Integration of Generation Y
The issue of integrating millennials in armed forces has been a subject of debate, mostly in the West. Militaries have been struggling to understand how to incorporate post-Cold War era men and women in their rigid systems while being mindful of their rather non-conformist attitudes and perceptions.
It is generally understood that officers from the Generation Y millennial crop would assume mid-level command responsibilities from 2030 onward. However, COVID-19 seems to have accelerated the dilemma for military institutions to give a greater say to these men and women since they possess the best of both worlds (growing up under the watch of boomers and directly witnessing the global outreach of the World Wide Web).
A shortfall of ICT subject-matter experts will have to be curtailed on war footing by incentivising existing human resources and allocating resources for further recruitment.
The input of Generation Y in military responsiveness to the pandemic is not an option but a necessity to help senior decision-makers navigate in these turbulent times.
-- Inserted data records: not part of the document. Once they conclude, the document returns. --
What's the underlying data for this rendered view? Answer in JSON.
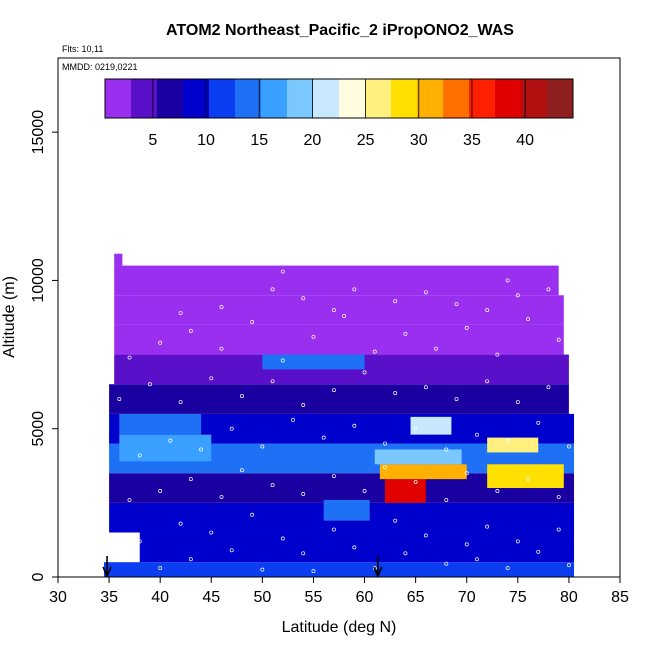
{
  "chart_data": {
    "type": "heatmap",
    "title": "ATOM2 Northeast_Pacific_2 iPropONO2_WAS",
    "flights_text": "Flts: 10,11",
    "mmdd_text": "MMDD: 0219,0221",
    "xlabel": "Latitude (deg N)",
    "ylabel": "Altitude (m)",
    "xlim": [
      30,
      85
    ],
    "ylim": [
      0,
      17500
    ],
    "x_ticks": [
      "30",
      "35",
      "40",
      "45",
      "50",
      "55",
      "60",
      "65",
      "70",
      "75",
      "80",
      "85"
    ],
    "y_ticks": [
      "0",
      "5000",
      "10000",
      "15000"
    ],
    "colorbar": {
      "min": 0.5,
      "max": 44.5,
      "tick_labels": [
        "5",
        "10",
        "15",
        "20",
        "25",
        "30",
        "35",
        "40"
      ],
      "colors": [
        "#9a2ff0",
        "#5a10c8",
        "#1a00a0",
        "#0000cc",
        "#0a3ef0",
        "#1e70f5",
        "#3aa0ff",
        "#7ac8ff",
        "#c8e8ff",
        "#fffce0",
        "#fff080",
        "#ffe000",
        "#ffb000",
        "#ff7000",
        "#ff2000",
        "#e00000",
        "#b01010",
        "#902020"
      ]
    },
    "latitude_bands": [
      {
        "lat_min": 34.5,
        "lat_max": 80.5,
        "alt_min": 0,
        "alt_max": 500,
        "value": 11
      },
      {
        "lat_min": 38.0,
        "lat_max": 80.5,
        "alt_min": 500,
        "alt_max": 1500,
        "value": 9
      },
      {
        "lat_min": 35.0,
        "lat_max": 80.5,
        "alt_min": 1500,
        "alt_max": 2500,
        "value": 10
      },
      {
        "lat_min": 35.0,
        "lat_max": 80.5,
        "alt_min": 2500,
        "alt_max": 3500,
        "value": 7
      },
      {
        "lat_min": 35.0,
        "lat_max": 80.5,
        "alt_min": 3500,
        "alt_max": 4500,
        "value": 14
      },
      {
        "lat_min": 35.0,
        "lat_max": 80.5,
        "alt_min": 4500,
        "alt_max": 5500,
        "value": 10
      },
      {
        "lat_min": 35.0,
        "lat_max": 80.0,
        "alt_min": 5500,
        "alt_max": 6500,
        "value": 6
      },
      {
        "lat_min": 35.5,
        "lat_max": 80.0,
        "alt_min": 6500,
        "alt_max": 7500,
        "value": 3
      },
      {
        "lat_min": 35.5,
        "lat_max": 79.5,
        "alt_min": 7500,
        "alt_max": 8500,
        "value": 2
      },
      {
        "lat_min": 35.5,
        "lat_max": 79.5,
        "alt_min": 8500,
        "alt_max": 9500,
        "value": 1
      },
      {
        "lat_min": 35.5,
        "lat_max": 79.0,
        "alt_min": 9500,
        "alt_max": 10500,
        "value": 1
      },
      {
        "lat_min": 35.5,
        "lat_max": 36.3,
        "alt_min": 10500,
        "alt_max": 10900,
        "value": 1
      }
    ],
    "hotspots": [
      {
        "lat_min": 62.0,
        "lat_max": 66.0,
        "alt_min": 2500,
        "alt_max": 3300,
        "value": 38
      },
      {
        "lat_min": 61.5,
        "lat_max": 70.0,
        "alt_min": 3300,
        "alt_max": 3800,
        "value": 30
      },
      {
        "lat_min": 72.0,
        "lat_max": 79.5,
        "alt_min": 3000,
        "alt_max": 3800,
        "value": 28
      },
      {
        "lat_min": 61.0,
        "lat_max": 69.5,
        "alt_min": 3800,
        "alt_max": 4300,
        "value": 18
      },
      {
        "lat_min": 72.0,
        "lat_max": 77.0,
        "alt_min": 4200,
        "alt_max": 4700,
        "value": 26
      },
      {
        "lat_min": 64.5,
        "lat_max": 68.5,
        "alt_min": 4800,
        "alt_max": 5400,
        "value": 22
      },
      {
        "lat_min": 36.0,
        "lat_max": 45.0,
        "alt_min": 3900,
        "alt_max": 4800,
        "value": 17
      },
      {
        "lat_min": 36.0,
        "lat_max": 44.0,
        "alt_min": 4800,
        "alt_max": 5500,
        "value": 14
      },
      {
        "lat_min": 50.0,
        "lat_max": 60.0,
        "alt_min": 7000,
        "alt_max": 7500,
        "value": 13
      },
      {
        "lat_min": 56.0,
        "lat_max": 60.5,
        "alt_min": 1900,
        "alt_max": 2600,
        "value": 14
      }
    ],
    "sample_points": [
      [
        36,
        700
      ],
      [
        38,
        1200
      ],
      [
        40,
        300
      ],
      [
        42,
        1800
      ],
      [
        43,
        600
      ],
      [
        45,
        1500
      ],
      [
        47,
        900
      ],
      [
        49,
        2100
      ],
      [
        50,
        250
      ],
      [
        52,
        1300
      ],
      [
        54,
        800
      ],
      [
        55,
        200
      ],
      [
        57,
        1600
      ],
      [
        59,
        1000
      ],
      [
        61,
        300
      ],
      [
        63,
        1900
      ],
      [
        64,
        800
      ],
      [
        66,
        1400
      ],
      [
        68,
        450
      ],
      [
        70,
        1100
      ],
      [
        71,
        600
      ],
      [
        72,
        1700
      ],
      [
        74,
        300
      ],
      [
        75,
        1200
      ],
      [
        77,
        850
      ],
      [
        79,
        1600
      ],
      [
        80,
        400
      ],
      [
        37,
        2600
      ],
      [
        40,
        2900
      ],
      [
        43,
        3300
      ],
      [
        46,
        2700
      ],
      [
        48,
        3600
      ],
      [
        51,
        3100
      ],
      [
        54,
        2800
      ],
      [
        57,
        3400
      ],
      [
        60,
        2900
      ],
      [
        62,
        3700
      ],
      [
        65,
        3200
      ],
      [
        68,
        2600
      ],
      [
        70,
        3500
      ],
      [
        73,
        2900
      ],
      [
        76,
        3300
      ],
      [
        79,
        2700
      ],
      [
        38,
        4100
      ],
      [
        41,
        4600
      ],
      [
        44,
        4300
      ],
      [
        47,
        5000
      ],
      [
        50,
        4400
      ],
      [
        53,
        5300
      ],
      [
        56,
        4700
      ],
      [
        59,
        5100
      ],
      [
        62,
        4500
      ],
      [
        65,
        5000
      ],
      [
        68,
        4300
      ],
      [
        71,
        4800
      ],
      [
        74,
        4600
      ],
      [
        77,
        5200
      ],
      [
        80,
        4400
      ],
      [
        36,
        6000
      ],
      [
        39,
        6500
      ],
      [
        42,
        5900
      ],
      [
        45,
        6700
      ],
      [
        48,
        6100
      ],
      [
        51,
        6600
      ],
      [
        54,
        5800
      ],
      [
        57,
        6300
      ],
      [
        60,
        6900
      ],
      [
        63,
        6200
      ],
      [
        66,
        6400
      ],
      [
        69,
        6000
      ],
      [
        72,
        6600
      ],
      [
        75,
        5900
      ],
      [
        78,
        6400
      ],
      [
        37,
        7400
      ],
      [
        40,
        7900
      ],
      [
        43,
        8300
      ],
      [
        46,
        7700
      ],
      [
        49,
        8600
      ],
      [
        52,
        7300
      ],
      [
        55,
        8100
      ],
      [
        58,
        8800
      ],
      [
        61,
        7600
      ],
      [
        64,
        8200
      ],
      [
        67,
        7700
      ],
      [
        70,
        8400
      ],
      [
        73,
        7500
      ],
      [
        76,
        8700
      ],
      [
        79,
        8000
      ],
      [
        42,
        8900
      ],
      [
        46,
        9100
      ],
      [
        51,
        9700
      ],
      [
        54,
        9400
      ],
      [
        57,
        9000
      ],
      [
        59,
        9700
      ],
      [
        63,
        9300
      ],
      [
        66,
        9600
      ],
      [
        69,
        9200
      ],
      [
        72,
        9000
      ],
      [
        75,
        9500
      ],
      [
        78,
        9700
      ],
      [
        52,
        10300
      ],
      [
        74,
        10000
      ]
    ],
    "arrows_lat": [
      34.8,
      61.3
    ]
  }
}
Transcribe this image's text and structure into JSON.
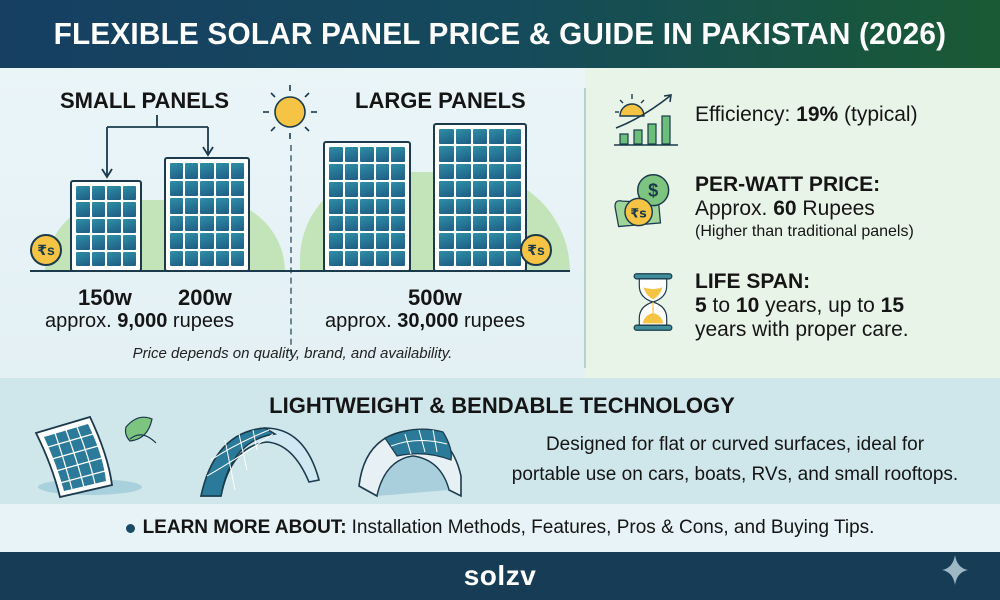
{
  "header": {
    "title": "FLEXIBLE SOLAR PANEL PRICE & GUIDE IN PAKISTAN (2026)"
  },
  "small_panels": {
    "title": "SMALL PANELS",
    "items": [
      {
        "watts": "150w"
      },
      {
        "watts": "200w"
      }
    ],
    "price_prefix": "approx.",
    "price_value": "9,000",
    "price_suffix": "rupees",
    "coin_symbol": "₹s"
  },
  "large_panels": {
    "title": "LARGE PANELS",
    "watts": "500w",
    "price_prefix": "approx.",
    "price_value": "30,000",
    "price_suffix": "rupees",
    "coin_symbol": "₹s"
  },
  "price_note": "Price depends on quality, brand, and availability.",
  "features": {
    "efficiency": {
      "label": "Efficiency:",
      "value": "19%",
      "qualifier": "(typical)",
      "icon": "growth-chart-sun-icon"
    },
    "per_watt": {
      "title": "PER-WATT PRICE:",
      "prefix": "Approx.",
      "value": "60",
      "suffix": "Rupees",
      "note": "(Higher than traditional panels)",
      "icon": "coins-hand-icon"
    },
    "lifespan": {
      "title": "LIFE SPAN:",
      "min": "5",
      "to": "to",
      "max": "10",
      "mid": "years, up to",
      "extended": "15",
      "tail": "years with proper care.",
      "icon": "hourglass-icon"
    }
  },
  "tech": {
    "title": "LIGHTWEIGHT & BENDABLE TECHNOLOGY",
    "desc_line1": "Designed for flat or curved surfaces, ideal for",
    "desc_line2": "portable use on cars, boats, RVs, and small rooftops."
  },
  "learn_more": {
    "label": "LEARN MORE ABOUT:",
    "text": "Installation Methods, Features, Pros & Cons, and Buying Tips."
  },
  "footer": {
    "brand": "solzv"
  },
  "colors": {
    "header_start": "#163f62",
    "header_end": "#1a5a34",
    "footer_bg": "#173d56",
    "coin": "#f6c445",
    "panel_cell": "#2f8fa6",
    "accent_green": "#5cb85c"
  }
}
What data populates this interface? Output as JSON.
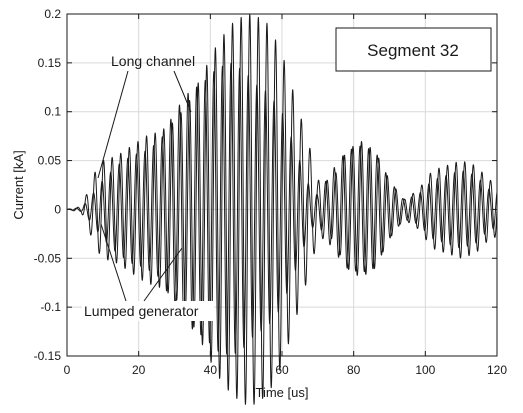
{
  "chart_data": {
    "type": "line",
    "xlabel": "Time [us]",
    "ylabel": "Current [kA]",
    "xlim": [
      0,
      120
    ],
    "ylim": [
      -0.15,
      0.2
    ],
    "xticks": [
      0,
      20,
      40,
      60,
      80,
      100,
      120
    ],
    "yticks": [
      -0.15,
      -0.1,
      -0.05,
      0,
      0.05,
      0.1,
      0.15,
      0.2
    ],
    "xtick_labels": [
      "0",
      "20",
      "40",
      "60",
      "80",
      "100",
      "120"
    ],
    "ytick_labels": [
      "-0.15",
      "-0.1",
      "-0.05",
      "0",
      "0.05",
      "0.1",
      "0.15",
      "0.2"
    ],
    "grid": true,
    "box_label": "Segment 32",
    "annotations": [
      {
        "text": "Long channel",
        "target": "series-1"
      },
      {
        "text": "Lumped generator",
        "target": "series-2"
      }
    ],
    "line_color": "#1a1a1a",
    "series": [
      {
        "name": "Long channel",
        "carrier_period_us": 2.4,
        "envelope_t": [
          0,
          4,
          6,
          8,
          10,
          14,
          18,
          22,
          26,
          30,
          34,
          38,
          42,
          46,
          50,
          52,
          56,
          60,
          64,
          68,
          70,
          74,
          78,
          82,
          86,
          90,
          94,
          98,
          102,
          106,
          110,
          114,
          118,
          120
        ],
        "envelope_amp": [
          0.0,
          0.003,
          0.02,
          0.04,
          0.05,
          0.055,
          0.065,
          0.075,
          0.08,
          0.09,
          0.11,
          0.14,
          0.17,
          0.19,
          0.2,
          0.2,
          0.19,
          0.16,
          0.11,
          0.06,
          0.03,
          0.03,
          0.06,
          0.07,
          0.06,
          0.03,
          0.01,
          0.02,
          0.04,
          0.045,
          0.05,
          0.045,
          0.03,
          0.028
        ]
      },
      {
        "name": "Lumped generator",
        "carrier_period_us": 2.4,
        "envelope_t": [
          0,
          4,
          6,
          8,
          10,
          14,
          18,
          22,
          26,
          30,
          34,
          38,
          42,
          46,
          50,
          52,
          56,
          60,
          64,
          68,
          70,
          74,
          78,
          82,
          86,
          90,
          94,
          98,
          102,
          106,
          110,
          114,
          118,
          120
        ],
        "envelope_amp": [
          0.0,
          0.002,
          0.01,
          0.02,
          0.03,
          0.045,
          0.055,
          0.06,
          0.07,
          0.1,
          0.12,
          0.13,
          0.145,
          0.15,
          0.14,
          0.13,
          0.12,
          0.1,
          0.06,
          0.02,
          0.015,
          0.04,
          0.06,
          0.065,
          0.06,
          0.03,
          0.01,
          0.015,
          0.03,
          0.035,
          0.04,
          0.035,
          0.02,
          0.02
        ]
      }
    ]
  }
}
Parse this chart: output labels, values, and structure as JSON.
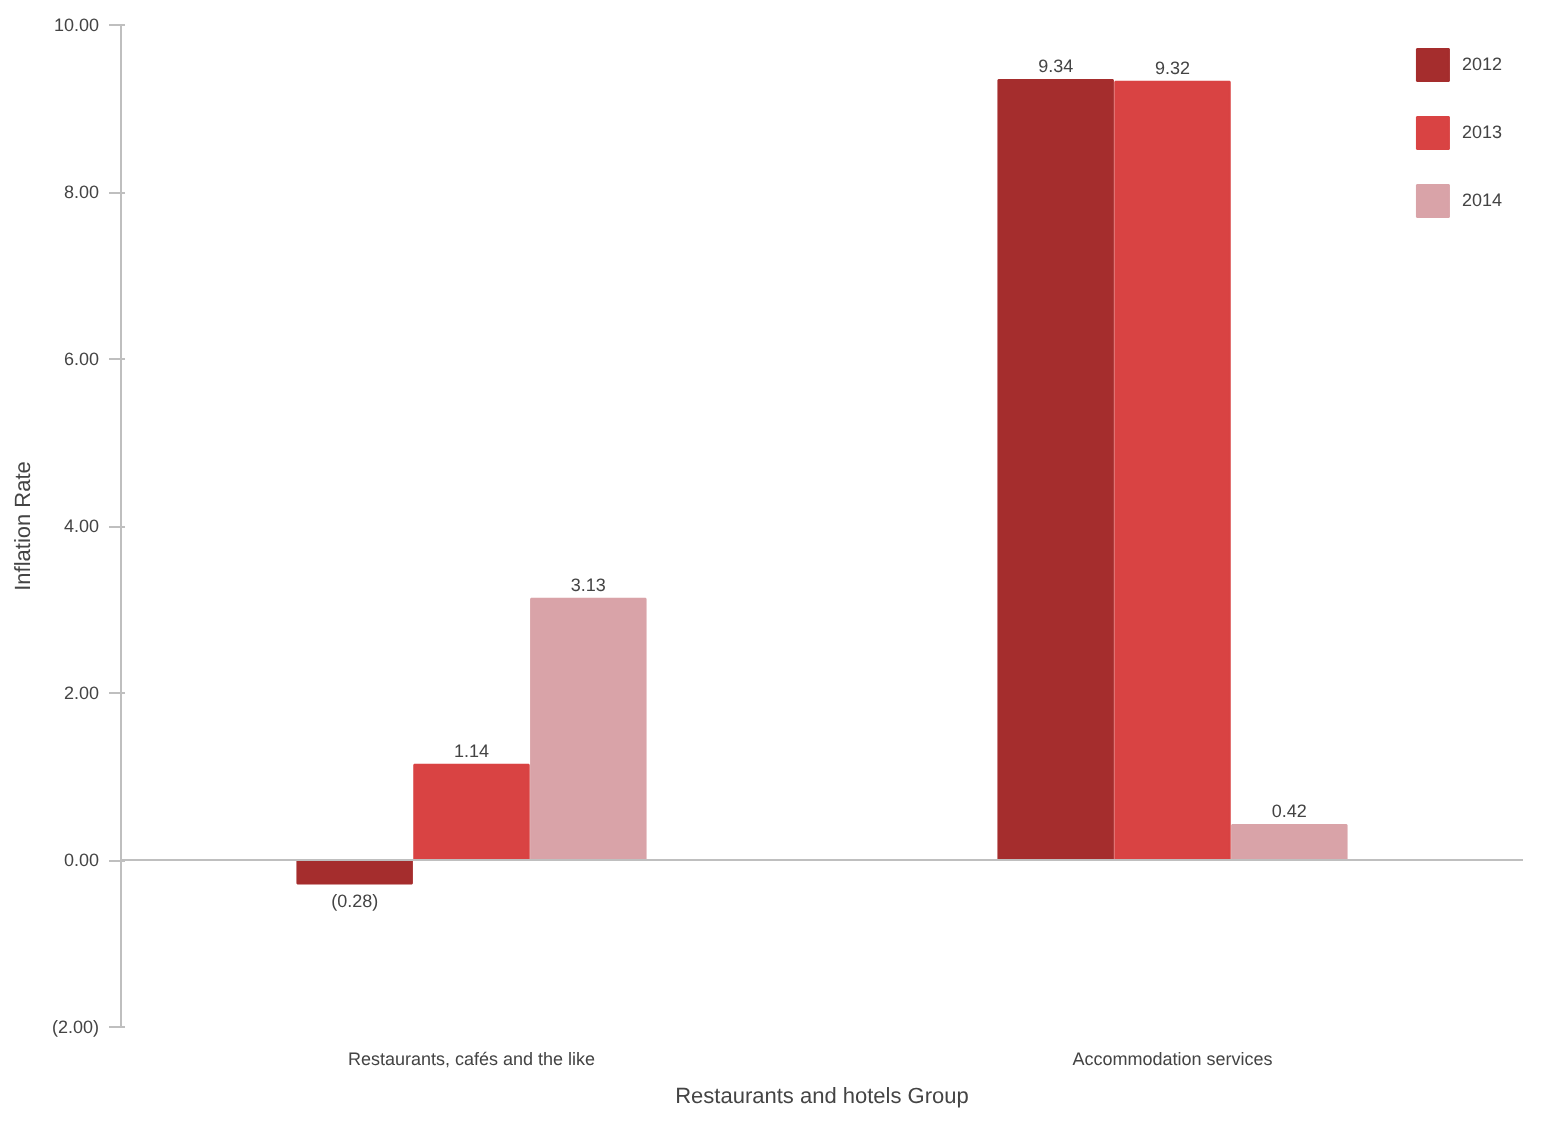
{
  "chart_data": {
    "type": "bar",
    "xlabel": "Restaurants and hotels Group",
    "ylabel": "Inflation Rate",
    "categories": [
      "Restaurants, cafés and the like",
      "Accommodation services"
    ],
    "series": [
      {
        "name": "2012",
        "color": "#a52d2d",
        "values": [
          -0.28,
          9.34
        ],
        "value_labels": [
          "(0.28)",
          "9.34"
        ]
      },
      {
        "name": "2013",
        "color": "#d94343",
        "values": [
          1.14,
          9.32
        ],
        "value_labels": [
          "1.14",
          "9.32"
        ]
      },
      {
        "name": "2014",
        "color": "#d9a3a8",
        "values": [
          3.13,
          0.42
        ],
        "value_labels": [
          "3.13",
          "0.42"
        ]
      }
    ],
    "ylim": [
      -2,
      10
    ],
    "yticks": [
      {
        "value": -2,
        "label": "(2.00)"
      },
      {
        "value": 0,
        "label": "0.00"
      },
      {
        "value": 2,
        "label": "2.00"
      },
      {
        "value": 4,
        "label": "4.00"
      },
      {
        "value": 6,
        "label": "6.00"
      },
      {
        "value": 8,
        "label": "8.00"
      },
      {
        "value": 10,
        "label": "10.00"
      }
    ],
    "ref_lines": [
      {
        "axis": "y",
        "value": 0,
        "color": "#bfbfbf"
      }
    ],
    "legend": "top right",
    "grid": false
  }
}
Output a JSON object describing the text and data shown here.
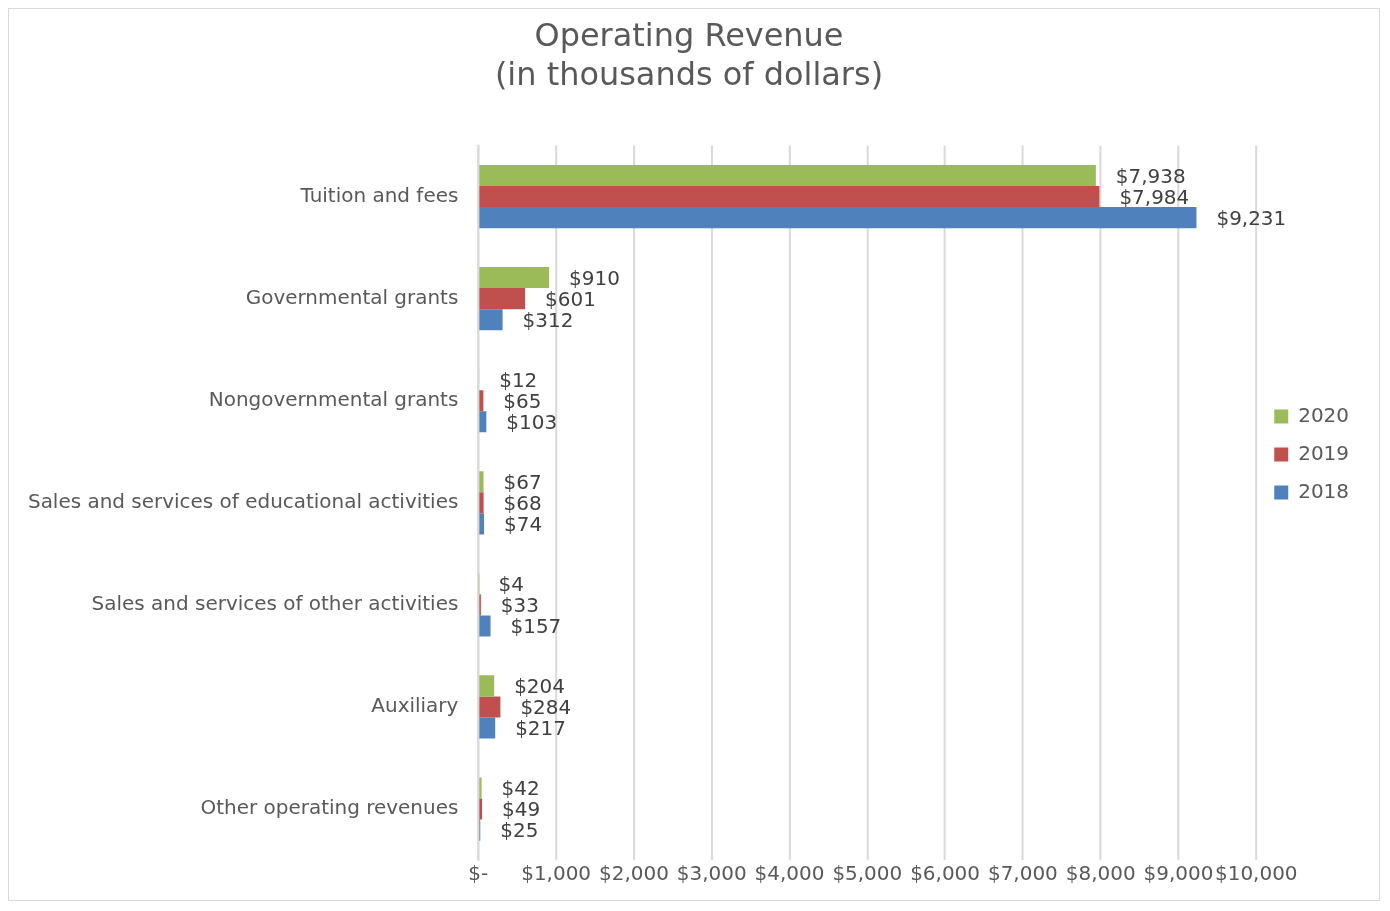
{
  "chart_data": {
    "type": "bar",
    "orientation": "horizontal",
    "title": "Operating Revenue\n(in thousands of dollars)",
    "categories": [
      "Tuition and fees",
      "Governmental grants",
      "Nongovernmental grants",
      "Sales and services of educational activities",
      "Sales and services of other activities",
      "Auxiliary",
      "Other operating revenues"
    ],
    "series": [
      {
        "name": "2020",
        "color": "#9bbb59",
        "values": [
          7938,
          910,
          12,
          67,
          4,
          204,
          42
        ],
        "value_labels": [
          "$7,938",
          "$910",
          "$12",
          "$67",
          "$4",
          "$204",
          "$42"
        ]
      },
      {
        "name": "2019",
        "color": "#c0504d",
        "values": [
          7984,
          601,
          65,
          68,
          33,
          284,
          49
        ],
        "value_labels": [
          "$7,984",
          "$601",
          "$65",
          "$68",
          "$33",
          "$284",
          "$49"
        ]
      },
      {
        "name": "2018",
        "color": "#4f81bd",
        "values": [
          9231,
          312,
          103,
          74,
          157,
          217,
          25
        ],
        "value_labels": [
          "$9,231",
          "$312",
          "$103",
          "$74",
          "$157",
          "$217",
          "$25"
        ]
      }
    ],
    "xlim": [
      0,
      10000
    ],
    "xticks": [
      {
        "value": 0,
        "label": "$-"
      },
      {
        "value": 1000,
        "label": "$1,000"
      },
      {
        "value": 2000,
        "label": "$2,000"
      },
      {
        "value": 3000,
        "label": "$3,000"
      },
      {
        "value": 4000,
        "label": "$4,000"
      },
      {
        "value": 5000,
        "label": "$5,000"
      },
      {
        "value": 6000,
        "label": "$6,000"
      },
      {
        "value": 7000,
        "label": "$7,000"
      },
      {
        "value": 8000,
        "label": "$8,000"
      },
      {
        "value": 9000,
        "label": "$9,000"
      },
      {
        "value": 10000,
        "label": "$10,000"
      }
    ],
    "grid": "x",
    "legend": "right"
  }
}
Increased Reliance on Cyberspace
The Pakistan Army recently held its first Corps Commanders Conference through video-conferencing. The OE during and after COVID-19 will witness increased reliance on secure cyberspace for communication and operational coordination.
In this scenario, the critical importance of cyber defence and information assurance cannot be emphasised enough. A shortfall of ICT subject-matter experts will have to be curtailed on war footing by incentivising existing human resources and allocating resources for further recruitment.
From Pakistan’s perspective, the situation is even grimmer because despite entering into the second decade of the second millennium, the country does not have any national cyber-related strategy.